0=FP32, 1=INT8, 2=FP16 mode

network-mode=2
is-classifier=1
#process-mode=2
#network-type=1
#interval=0
output-blob-names=predictions/Softmax
classifier-async-mode=0
classifier-threshold=0.51
input-object-min-width=64
input-object-min-height=64
operate-on-gie-id=1
operate-on-class-ids=0

HI
Can you specify detailed what’s the target for classification good or bad? and can you paste your classification result both for PC and nano?
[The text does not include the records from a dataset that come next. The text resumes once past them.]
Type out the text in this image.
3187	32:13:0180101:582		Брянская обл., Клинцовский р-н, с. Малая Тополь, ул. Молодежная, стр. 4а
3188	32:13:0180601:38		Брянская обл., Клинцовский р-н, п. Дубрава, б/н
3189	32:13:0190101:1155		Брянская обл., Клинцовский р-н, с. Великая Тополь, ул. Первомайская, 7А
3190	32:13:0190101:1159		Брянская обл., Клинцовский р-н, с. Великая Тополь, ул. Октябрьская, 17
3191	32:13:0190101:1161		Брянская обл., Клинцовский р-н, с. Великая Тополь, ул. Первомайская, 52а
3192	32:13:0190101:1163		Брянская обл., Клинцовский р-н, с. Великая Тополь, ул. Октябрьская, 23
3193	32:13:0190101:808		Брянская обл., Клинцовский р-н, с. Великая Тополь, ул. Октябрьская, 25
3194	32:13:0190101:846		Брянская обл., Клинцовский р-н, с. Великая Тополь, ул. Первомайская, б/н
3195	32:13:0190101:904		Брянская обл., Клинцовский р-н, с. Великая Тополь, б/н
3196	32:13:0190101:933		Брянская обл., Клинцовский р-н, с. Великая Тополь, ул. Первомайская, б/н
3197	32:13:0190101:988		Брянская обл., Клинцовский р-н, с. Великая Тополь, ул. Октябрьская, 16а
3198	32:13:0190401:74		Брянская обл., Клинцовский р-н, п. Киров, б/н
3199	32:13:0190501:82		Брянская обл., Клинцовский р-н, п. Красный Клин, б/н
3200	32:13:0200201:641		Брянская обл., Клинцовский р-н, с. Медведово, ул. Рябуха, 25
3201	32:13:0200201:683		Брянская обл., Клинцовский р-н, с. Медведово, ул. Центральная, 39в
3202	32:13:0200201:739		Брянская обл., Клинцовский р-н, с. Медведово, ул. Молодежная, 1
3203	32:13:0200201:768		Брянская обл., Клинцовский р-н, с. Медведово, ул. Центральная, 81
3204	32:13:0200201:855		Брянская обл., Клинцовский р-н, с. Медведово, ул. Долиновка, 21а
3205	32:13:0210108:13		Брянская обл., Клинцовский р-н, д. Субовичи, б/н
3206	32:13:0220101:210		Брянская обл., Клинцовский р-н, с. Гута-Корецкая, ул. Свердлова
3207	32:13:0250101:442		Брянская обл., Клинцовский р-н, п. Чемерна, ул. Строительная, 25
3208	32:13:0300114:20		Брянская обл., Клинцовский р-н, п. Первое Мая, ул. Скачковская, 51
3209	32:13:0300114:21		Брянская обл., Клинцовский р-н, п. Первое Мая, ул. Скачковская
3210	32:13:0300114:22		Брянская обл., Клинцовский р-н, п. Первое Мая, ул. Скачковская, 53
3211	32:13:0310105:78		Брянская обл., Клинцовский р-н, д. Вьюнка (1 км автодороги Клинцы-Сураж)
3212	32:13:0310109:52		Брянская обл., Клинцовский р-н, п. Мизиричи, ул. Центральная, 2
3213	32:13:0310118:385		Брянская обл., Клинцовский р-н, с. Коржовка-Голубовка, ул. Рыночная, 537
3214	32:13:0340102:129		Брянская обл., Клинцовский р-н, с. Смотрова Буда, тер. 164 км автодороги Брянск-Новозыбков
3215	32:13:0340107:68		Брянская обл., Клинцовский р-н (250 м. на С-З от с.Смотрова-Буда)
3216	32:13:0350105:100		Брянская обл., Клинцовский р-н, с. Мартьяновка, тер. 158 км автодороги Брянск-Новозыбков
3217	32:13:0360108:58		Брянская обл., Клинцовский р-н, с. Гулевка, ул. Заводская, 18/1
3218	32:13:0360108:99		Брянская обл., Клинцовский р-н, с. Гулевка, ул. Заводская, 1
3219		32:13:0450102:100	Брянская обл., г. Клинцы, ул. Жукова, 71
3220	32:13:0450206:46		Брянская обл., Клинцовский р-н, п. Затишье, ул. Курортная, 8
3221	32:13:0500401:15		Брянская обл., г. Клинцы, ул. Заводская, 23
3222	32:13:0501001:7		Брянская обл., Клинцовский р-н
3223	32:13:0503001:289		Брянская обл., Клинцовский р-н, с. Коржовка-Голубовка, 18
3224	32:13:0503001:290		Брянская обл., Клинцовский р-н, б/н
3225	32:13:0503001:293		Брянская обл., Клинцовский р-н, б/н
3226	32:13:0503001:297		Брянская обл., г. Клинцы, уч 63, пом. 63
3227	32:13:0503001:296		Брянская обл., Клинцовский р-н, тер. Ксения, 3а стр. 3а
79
It is currently detect vehicles and classify car truck buses using secondary gie.

Below is link to the result

test.mp4 : Nano result
test(pc).csv : Pc result

https://drive.google.com/open?id=1L2i2bS5006Vp73_ZUBTmTuHvP0-k9uyX

Also can you tell how you retrain the model? and how you test the accuracy?

Primary gie trained with resnet18, Secondary gie trained with resnet10.

The links below are my resources for this.

https://drive.google.com/open?id=1L2i2bS5006Vp73_ZUBTmTuHvP0-k9uyX

Move this topic from DS forum into TLT forum.

Hi loveme1492,
Which network did you train resnet10 and resnet18? Detectnet_v2 ?

How did you generate the resnet10.engine and resnet18.engine?
Please note that tlt-converter is different between PC and Jetson-platform. There are two versions.

Hi loveme1492,

We haven’t heard back from you in a couple weeks, so marking this topic closed.
Please open a new forum issue when you are ready and we’ll pick it up there.